CNN—Steve George & Manveena Suri / As China concerns grow, India looks to build military presence in Seychelles
- India and the Seychelles have signed a revised agreement granting India permission to construct a military base on the Seychelles’ Assumption Island.
- India’s attempts to better secure its access to the region mirrors a similar strategy deployed by its neighbor and long-standing rival China.
- Gurpreet Khurana, executive director of India’s National Maritime Foundation: “India has a primary area in the northern Indian Ocean and the secondary is the Indo-Pacific region. We (India) have interests that we have to preserve. With the Chinese going into the Indian Ocean in a big way, our strategic interests are expanding as well, and this is the only way India will be able to preserve itself.”
- Arun Prakash, retired four-star admiral and former Indian naval chief: “(What India is building in the Seychelles) is a facility, not a military base. It has not been our policy to set up military bases on foreign soil … We were a colony for centuries, and after we became free, we do not want to do the same to another country. Setting up military bases is another form of colonialism.”
The New York Times—Steven Erlanger / U.S. Revives Concerns About European Defense Plans, Rattling NATO Allies
- At the Munich Security Conference, American officials raised new questions and doubts about the EU’s Permanent Structured Cooperation on Security and Defense (PESCO).

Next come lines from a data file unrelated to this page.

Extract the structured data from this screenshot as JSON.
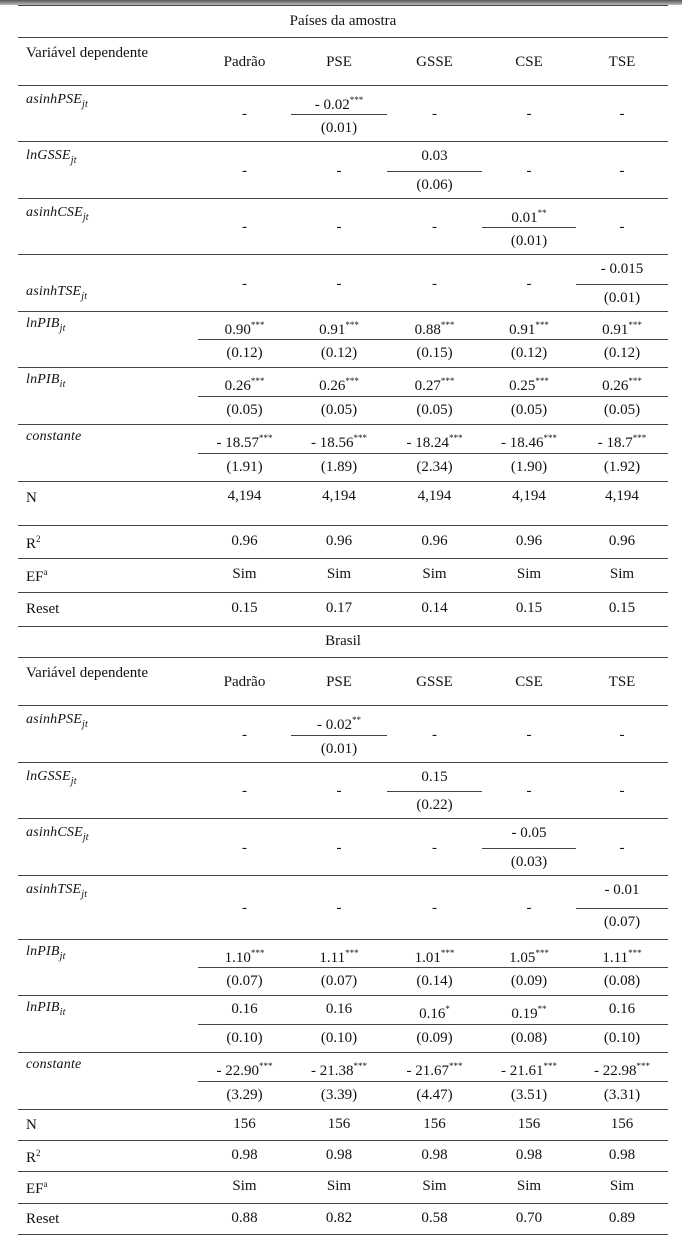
{
  "columns": [
    "Padrão",
    "PSE",
    "GSSE",
    "CSE",
    "TSE"
  ],
  "header_label": "Variável dependente",
  "panels": [
    {
      "title": "Países da amostra",
      "var_rows": [
        {
          "label": "asinhPSE",
          "sub": "jt",
          "col": 1,
          "coef": "- 0.02",
          "stars": "***",
          "se": "(0.01)"
        },
        {
          "label": "lnGSSE",
          "sub": "jt",
          "col": 2,
          "coef": "0.03",
          "stars": "",
          "se": "(0.06)"
        },
        {
          "label": "asinhCSE",
          "sub": "jt",
          "col": 3,
          "coef": "0.01",
          "stars": "**",
          "se": "(0.01)"
        },
        {
          "label": "asinhTSE",
          "sub": "jt",
          "col": 4,
          "coef": "- 0.015",
          "stars": "",
          "se": "(0.01)"
        }
      ],
      "full_rows": [
        {
          "label": "lnPIB",
          "sub": "jt",
          "coefs": [
            "0.90",
            "0.91",
            "0.88",
            "0.91",
            "0.91"
          ],
          "stars": [
            "***",
            "***",
            "***",
            "***",
            "***"
          ],
          "se": [
            "(0.12)",
            "(0.12)",
            "(0.15)",
            "(0.12)",
            "(0.12)"
          ]
        },
        {
          "label": "lnPIB",
          "sub": "it",
          "coefs": [
            "0.26",
            "0.26",
            "0.27",
            "0.25",
            "0.26"
          ],
          "stars": [
            "***",
            "***",
            "***",
            "***",
            "***"
          ],
          "se": [
            "(0.05)",
            "(0.05)",
            "(0.05)",
            "(0.05)",
            "(0.05)"
          ]
        },
        {
          "label": "constante",
          "sub": "",
          "coefs": [
            "- 18.57",
            "- 18.56",
            "- 18.24",
            "- 18.46",
            "- 18.7"
          ],
          "stars": [
            "***",
            "***",
            "***",
            "***",
            "***"
          ],
          "se": [
            "(1.91)",
            "(1.89)",
            "(2.34)",
            "(1.90)",
            "(1.92)"
          ]
        }
      ],
      "stat_rows": [
        {
          "label": "N",
          "sup": "",
          "values": [
            "4,194",
            "4,194",
            "4,194",
            "4,194",
            "4,194"
          ]
        },
        {
          "label": "R",
          "sup": "2",
          "values": [
            "0.96",
            "0.96",
            "0.96",
            "0.96",
            "0.96"
          ]
        },
        {
          "label": "EF",
          "sup": "a",
          "values": [
            "Sim",
            "Sim",
            "Sim",
            "Sim",
            "Sim"
          ]
        },
        {
          "label": "Reset",
          "sup": "",
          "values": [
            "0.15",
            "0.17",
            "0.14",
            "0.15",
            "0.15"
          ]
        }
      ]
    },
    {
      "title": "Brasil",
      "var_rows": [
        {
          "label": "asinhPSE",
          "sub": "jt",
          "col": 1,
          "coef": "- 0.02",
          "stars": "**",
          "se": "(0.01)"
        },
        {
          "label": "lnGSSE",
          "sub": "jt",
          "col": 2,
          "coef": "0.15",
          "stars": "",
          "se": "(0.22)"
        },
        {
          "label": "asinhCSE",
          "sub": "jt",
          "col": 3,
          "coef": "- 0.05",
          "stars": "",
          "se": "(0.03)"
        },
        {
          "label": "asinhTSE",
          "sub": "jt",
          "col": 4,
          "coef": "- 0.01",
          "stars": "",
          "se": "(0.07)"
        }
      ],
      "full_rows": [
        {
          "label": "lnPIB",
          "sub": "jt",
          "coefs": [
            "1.10",
            "1.11",
            "1.01",
            "1.05",
            "1.11"
          ],
          "stars": [
            "***",
            "***",
            "***",
            "***",
            "***"
          ],
          "se": [
            "(0.07)",
            "(0.07)",
            "(0.14)",
            "(0.09)",
            "(0.08)"
          ]
        },
        {
          "label": "lnPIB",
          "sub": "it",
          "coefs": [
            "0.16",
            "0.16",
            "0.16",
            "0.19",
            "0.16"
          ],
          "stars": [
            "",
            "",
            "*",
            "**",
            ""
          ],
          "se": [
            "(0.10)",
            "(0.10)",
            "(0.09)",
            "(0.08)",
            "(0.10)"
          ]
        },
        {
          "label": "constante",
          "sub": "",
          "coefs": [
            "- 22.90",
            "- 21.38",
            "- 21.67",
            "- 21.61",
            "- 22.98"
          ],
          "stars": [
            "***",
            "***",
            "***",
            "***",
            "***"
          ],
          "se": [
            "(3.29)",
            "(3.39)",
            "(4.47)",
            "(3.51)",
            "(3.31)"
          ]
        }
      ],
      "stat_rows": [
        {
          "label": "N",
          "sup": "",
          "values": [
            "156",
            "156",
            "156",
            "156",
            "156"
          ]
        },
        {
          "label": "R",
          "sup": "2",
          "values": [
            "0.98",
            "0.98",
            "0.98",
            "0.98",
            "0.98"
          ]
        },
        {
          "label": "EF",
          "sup": "a",
          "values": [
            "Sim",
            "Sim",
            "Sim",
            "Sim",
            "Sim"
          ]
        },
        {
          "label": "Reset",
          "sup": "",
          "values": [
            "0.88",
            "0.82",
            "0.58",
            "0.70",
            "0.89"
          ]
        }
      ]
    }
  ],
  "dash": "-"
}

- American officials expressed concerns that PESCO could weaken NATO and cut out United States military manufacturers from bidding on certain European projects.

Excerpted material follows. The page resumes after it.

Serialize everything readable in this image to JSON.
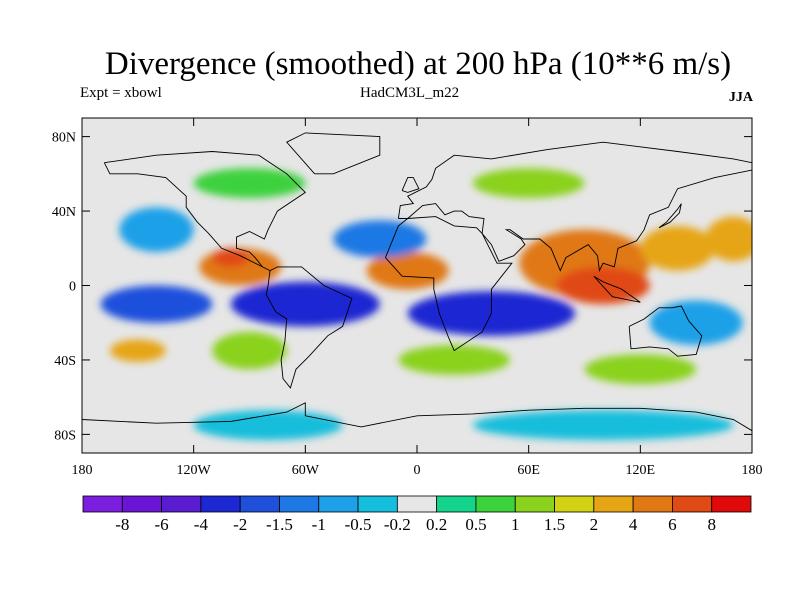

- “It’s important for Europeans to state again and again that this is not competition for NATO or an alternative to NATO,” said Jens Stoltenberg, Secretary General of NATO. “The E.U. cannot defend Europe by itself.”
- Daniel Flott, a defense expert with the European Union Institute for Security Studies, said that he was “surprised to hear the return to the language of duplication, which we thought we had put behind us.”

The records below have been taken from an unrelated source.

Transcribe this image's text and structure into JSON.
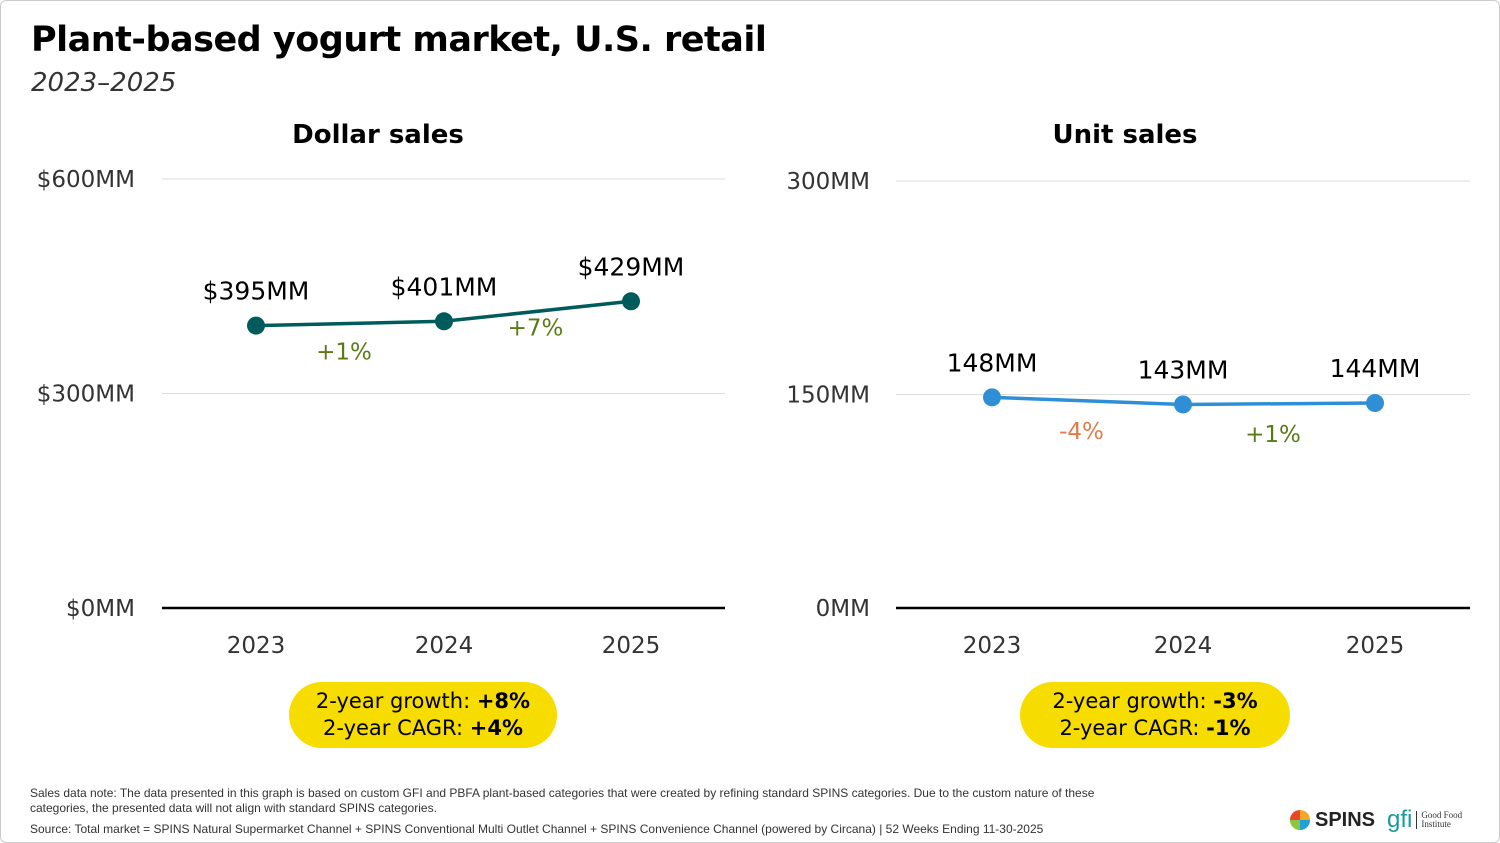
{
  "header": {
    "title": "Plant-based yogurt market, U.S. retail",
    "subtitle": "2023–2025"
  },
  "colors": {
    "dollar_line": "#005b5c",
    "unit_line": "#2f8fd6",
    "positive": "#5b7a17",
    "negative": "#e07b4a",
    "highlight": "#f7dc00",
    "axis": "#000",
    "grid": "#ddd"
  },
  "chart_data": [
    {
      "type": "line",
      "title": "Dollar sales",
      "categories": [
        "2023",
        "2024",
        "2025"
      ],
      "values": [
        395,
        401,
        429
      ],
      "data_labels": [
        "$395MM",
        "$401MM",
        "$429MM"
      ],
      "ylim": [
        0,
        600
      ],
      "yticks": [
        0,
        300,
        600
      ],
      "ytick_labels": [
        "$0MM",
        "$300MM",
        "$600MM"
      ],
      "grid": true,
      "growth_labels": [
        "+1%",
        "+7%"
      ],
      "summary": {
        "growth_label": "2-year growth: ",
        "growth_value": "+8%",
        "cagr_label": "2-year CAGR: ",
        "cagr_value": "+4%"
      }
    },
    {
      "type": "line",
      "title": "Unit sales",
      "categories": [
        "2023",
        "2024",
        "2025"
      ],
      "values": [
        148,
        143,
        144
      ],
      "data_labels": [
        "148MM",
        "143MM",
        "144MM"
      ],
      "ylim": [
        0,
        300
      ],
      "yticks": [
        0,
        150,
        300
      ],
      "ytick_labels": [
        "0MM",
        "150MM",
        "300MM"
      ],
      "grid": true,
      "growth_labels": [
        "-4%",
        "+1%"
      ],
      "summary": {
        "growth_label": "2-year growth: ",
        "growth_value": "-3%",
        "cagr_label": "2-year CAGR: ",
        "cagr_value": "-1%"
      }
    }
  ],
  "footer": {
    "note": "Sales data note: The data presented in this graph is based on custom GFI and PBFA plant-based categories that were created by refining standard SPINS categories. Due to the custom nature of these categories, the presented data will not align with standard SPINS categories.",
    "source": "Source: Total market = SPINS Natural Supermarket Channel + SPINS Conventional Multi Outlet Channel + SPINS Convenience Channel (powered by Circana) | 52 Weeks Ending 11-30-2025"
  },
  "logos": {
    "spins": "SPINS",
    "gfi": "gfi",
    "gfi_name_1": "Good Food",
    "gfi_name_2": "Institute"
  }
}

- R. Nicholas Burns, a former American ambassador to NATO now at Harvard, said, “It is a mistake for the U.S. to make this an issue.”
International Energy Agency / IEA marks historic day in global energy governance with first member country in Latin America
- Mexico officially became the International Energy Agency’s 30th member country on 17 February 2018, and its first member in Latin America.
- Mexico’s accession is a cornerstone of the IEA’s on-going modernization strategy, including “opening the doors” of the IEA to engage more deeply with emerging economies.
- Mexico is the world’s 15th-largest economy and 12th-largest oil producer, and has some of the world’s best renewable energy resources.
- The IEA Family of 30 Member countries and seven Association countries now accounts for more than 70% of global energy consumption, up from less than 40% in 2015.